Research & Papers

Local-Splitter: A Measurement Study of Seven Tactics for Reducing Cloud LLM Token Usage on Coding-Agent Workloads

Researchers' open-source shim combines local models with cloud LLMs to dramatically reduce coding agent costs.

Deep Dive

A research team from Kwame Nkrumah University of Science and Technology has published a comprehensive study called Local-Splitter that systematically measures seven tactics for reducing cloud LLM token consumption in coding-agent workloads. The approach uses a small local model as a triage layer in front of a more powerful (and expensive) frontier cloud model. The researchers implemented all seven tactics in an open-source shim that speaks both MCP (Model Context Protocol) and OpenAI-compatible HTTP surfaces, supporting any local model via Ollama and any cloud model through standard endpoints.

The seven tactics studied include: local routing (deciding which queries stay local), prompt compression, semantic caching, local drafting with cloud review, minimal-diff edits, structured intent extraction, and batching with vendor prompt caching. The team evaluated each tactic individually, in pairs, and in greedy-additive combinations across four distinct coding workload classes: edit-heavy, explanation-heavy, general chat, and RAG-heavy (retrieval-augmented generation). They measured tokens saved, dollar cost, latency, and routing accuracy to provide practical guidance.

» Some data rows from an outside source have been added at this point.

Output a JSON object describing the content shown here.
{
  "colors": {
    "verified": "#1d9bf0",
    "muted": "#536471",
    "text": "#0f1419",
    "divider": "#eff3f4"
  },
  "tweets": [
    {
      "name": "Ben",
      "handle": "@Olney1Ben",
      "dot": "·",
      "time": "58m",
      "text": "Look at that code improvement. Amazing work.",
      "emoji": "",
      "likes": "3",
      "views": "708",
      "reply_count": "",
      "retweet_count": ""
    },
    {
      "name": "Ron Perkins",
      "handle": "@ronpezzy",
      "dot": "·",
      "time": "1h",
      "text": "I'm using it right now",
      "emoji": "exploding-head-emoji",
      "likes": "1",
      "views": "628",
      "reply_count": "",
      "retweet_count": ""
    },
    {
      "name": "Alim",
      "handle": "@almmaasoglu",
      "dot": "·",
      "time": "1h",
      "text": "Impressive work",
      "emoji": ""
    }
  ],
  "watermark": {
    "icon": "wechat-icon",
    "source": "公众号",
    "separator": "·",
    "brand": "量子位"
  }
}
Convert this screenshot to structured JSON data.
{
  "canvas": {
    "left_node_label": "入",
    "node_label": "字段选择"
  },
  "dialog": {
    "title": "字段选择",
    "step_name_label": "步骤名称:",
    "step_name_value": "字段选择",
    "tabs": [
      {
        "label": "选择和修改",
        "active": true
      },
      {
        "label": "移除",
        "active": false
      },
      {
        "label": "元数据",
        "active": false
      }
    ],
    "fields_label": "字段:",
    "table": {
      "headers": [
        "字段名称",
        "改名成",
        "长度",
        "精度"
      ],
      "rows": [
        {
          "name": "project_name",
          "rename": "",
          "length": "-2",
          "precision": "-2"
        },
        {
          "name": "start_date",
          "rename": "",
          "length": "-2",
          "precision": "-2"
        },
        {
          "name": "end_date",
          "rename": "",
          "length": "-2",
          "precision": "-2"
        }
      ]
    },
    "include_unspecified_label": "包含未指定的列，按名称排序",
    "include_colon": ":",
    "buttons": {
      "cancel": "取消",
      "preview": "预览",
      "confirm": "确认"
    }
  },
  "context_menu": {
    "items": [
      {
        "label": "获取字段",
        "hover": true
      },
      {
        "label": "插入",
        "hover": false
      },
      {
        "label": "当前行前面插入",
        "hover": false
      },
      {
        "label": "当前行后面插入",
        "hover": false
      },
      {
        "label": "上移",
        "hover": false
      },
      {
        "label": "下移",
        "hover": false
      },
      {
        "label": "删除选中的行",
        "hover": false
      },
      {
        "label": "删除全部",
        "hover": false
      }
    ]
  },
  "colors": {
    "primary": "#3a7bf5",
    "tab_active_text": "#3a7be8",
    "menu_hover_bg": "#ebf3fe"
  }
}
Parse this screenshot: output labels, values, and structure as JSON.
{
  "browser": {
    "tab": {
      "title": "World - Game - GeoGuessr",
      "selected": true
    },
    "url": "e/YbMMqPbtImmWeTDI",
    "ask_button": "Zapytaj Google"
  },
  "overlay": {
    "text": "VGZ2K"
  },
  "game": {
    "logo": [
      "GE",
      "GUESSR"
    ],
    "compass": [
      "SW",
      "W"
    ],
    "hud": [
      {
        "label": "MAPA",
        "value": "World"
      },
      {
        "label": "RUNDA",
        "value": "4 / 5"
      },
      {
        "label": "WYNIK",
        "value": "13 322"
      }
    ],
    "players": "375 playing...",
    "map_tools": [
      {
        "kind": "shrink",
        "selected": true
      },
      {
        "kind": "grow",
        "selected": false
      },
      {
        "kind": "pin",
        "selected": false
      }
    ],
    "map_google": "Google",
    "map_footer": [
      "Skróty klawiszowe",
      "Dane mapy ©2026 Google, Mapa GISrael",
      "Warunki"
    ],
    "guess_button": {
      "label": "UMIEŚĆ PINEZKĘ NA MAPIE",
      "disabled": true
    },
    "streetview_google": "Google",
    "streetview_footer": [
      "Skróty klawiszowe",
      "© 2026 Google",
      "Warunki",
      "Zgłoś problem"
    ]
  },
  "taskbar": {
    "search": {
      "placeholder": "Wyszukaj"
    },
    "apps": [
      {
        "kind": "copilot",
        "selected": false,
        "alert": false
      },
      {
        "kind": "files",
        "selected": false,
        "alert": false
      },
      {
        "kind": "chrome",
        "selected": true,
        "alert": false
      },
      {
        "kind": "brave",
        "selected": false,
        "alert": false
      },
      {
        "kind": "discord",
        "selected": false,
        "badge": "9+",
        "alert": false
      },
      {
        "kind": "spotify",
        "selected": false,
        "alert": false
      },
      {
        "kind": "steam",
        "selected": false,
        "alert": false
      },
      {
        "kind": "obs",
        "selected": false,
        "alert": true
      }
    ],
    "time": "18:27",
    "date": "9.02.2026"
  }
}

The headline finding shows that combining T1 (local routing) with T2 (prompt compression) achieves dramatic cloud token savings of 45-79% on edit-heavy and explanation-heavy workloads. For RAG-heavy workloads, the full tactic set including T4 (draft-review) achieves 51% savings. Crucially, the study demonstrates that the optimal tactic subset is workload-dependent, providing practitioners with actionable intelligence for deploying cost-effective coding agents. The open-source implementation means teams can immediately apply these findings to their own AI-assisted development workflows.

Key Points
  • Local routing plus prompt compression saves 45-79% of cloud tokens on edit/explanation coding tasks
  • Open-source shim supports Ollama for local models and any OpenAI-compatible endpoint for cloud LLMs
  • Optimal cost-saving tactic combination varies by workload type (edit-heavy, RAG-heavy, etc.)

Why It Matters

Enables development teams to run AI coding assistants at significantly lower cost while maintaining performance.